One of the climate objectives in Europe is to achieve a nearly zero-energy building stock (NZEB or BEN) by 2050 in a cost-effective way. A comprehensive policy framework is available for the realisation of those renovations, however it has so far resulted in a renovation rate that is too low to meet the 2050 target. Therefore, there are currently discussions on the best way in which policy instruments need to be adjusted in order to achieve a higher rate.

The following article gives an overview of current discussions about increasing the renovation rate:

Energy performance methodologies 

Energy performance methodologies are the instruments used to (officially) calculate the energy performance of a building. The energy performance certificate is the basis for existing buildings (EPC/la certification PEB / the EPB certificate); this is mainly intended as a benchmarking instrument and to measure the performance of the building stock. In the case of new buildings and far-reaching energy renovations the methodology is also intended to realise more energy-efficient designs (EPB-PEB). The importance of (detailed) valorisation of building technologies in the design of the methodology increases as buildings become more energy efficient.

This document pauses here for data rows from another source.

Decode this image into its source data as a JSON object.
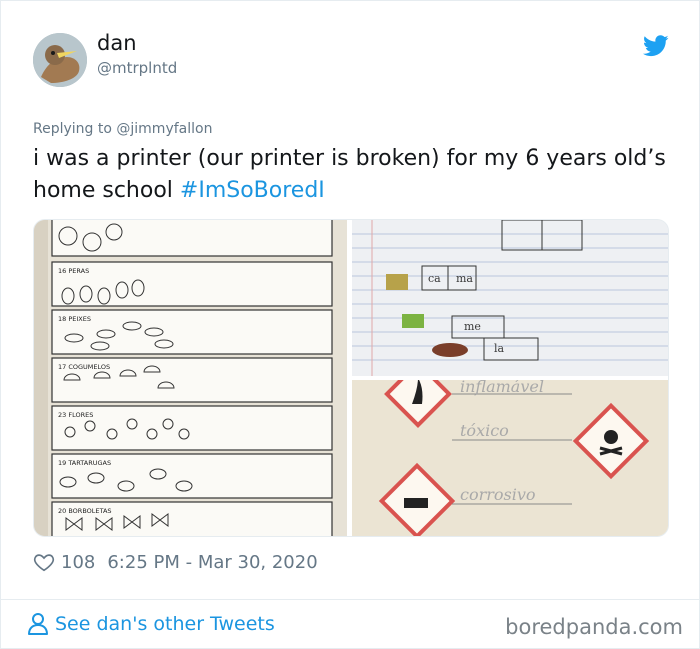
{
  "tweet": {
    "display_name": "dan",
    "handle": "@mtrplntd",
    "replying_prefix": "Replying to",
    "replying_to": "@jimmyfallon",
    "text_main": "i was a printer (our printer is broken) for my 6 years old’s home school ",
    "hashtag": "#ImSoBoredI",
    "likes": "108",
    "timestamp": "6:25 PM - Mar 30, 2020"
  },
  "worksheet_labels": [
    "16 PERAS",
    "18 PEIXES",
    "17 COGUMELOS",
    "23 FLORES",
    "19 TARTARUGAS",
    "20 BORBOLETAS"
  ],
  "syllable_cells": [
    "ca",
    "ma",
    "me",
    "la"
  ],
  "hazard_words": [
    "inflamável",
    "tóxico",
    "corrosivo"
  ],
  "footer": {
    "see_more": "See dan's other Tweets",
    "watermark": "boredpanda.com"
  },
  "icons": {
    "brand": "twitter-bird-icon",
    "like": "heart-icon",
    "profile": "person-icon"
  },
  "colors": {
    "accent": "#1b95e0",
    "secondary_text": "#657786",
    "twitter_blue": "#1da1f2"
  }
}
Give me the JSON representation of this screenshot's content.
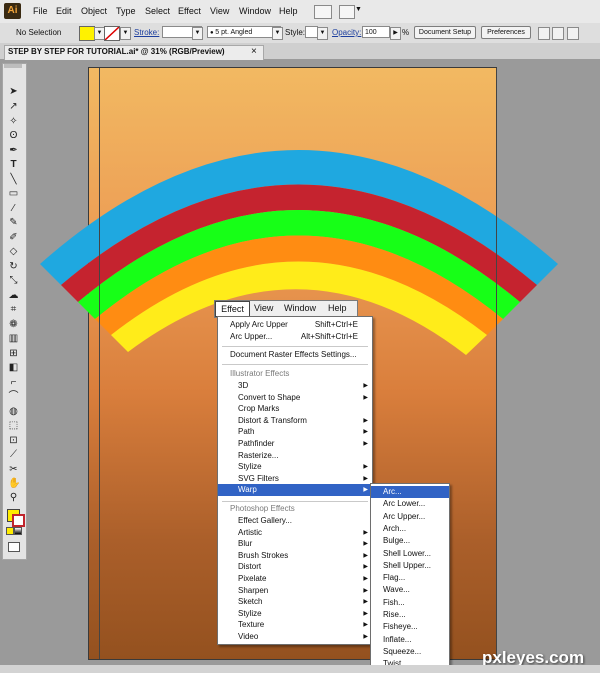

The following article provides an overview of the discussions on the design of the energy performance methodologies:

Implementation of EPBD standards

The 'EPBD standards' are a set of standards that combine the available knowledge in Europe on the design of the energy performance methodology for buildings. Currently this methodology differs from one Member State to another. For companies that sell construction technology products in several countries this is inconvenient as it causes them to have to follow separate procedures in each country in order to validate product innovations in the methodology. This creates an (unnecessary) extra cost for the product. The aim of the EPBD standards is to achieve more uniformity in the methodologies applied.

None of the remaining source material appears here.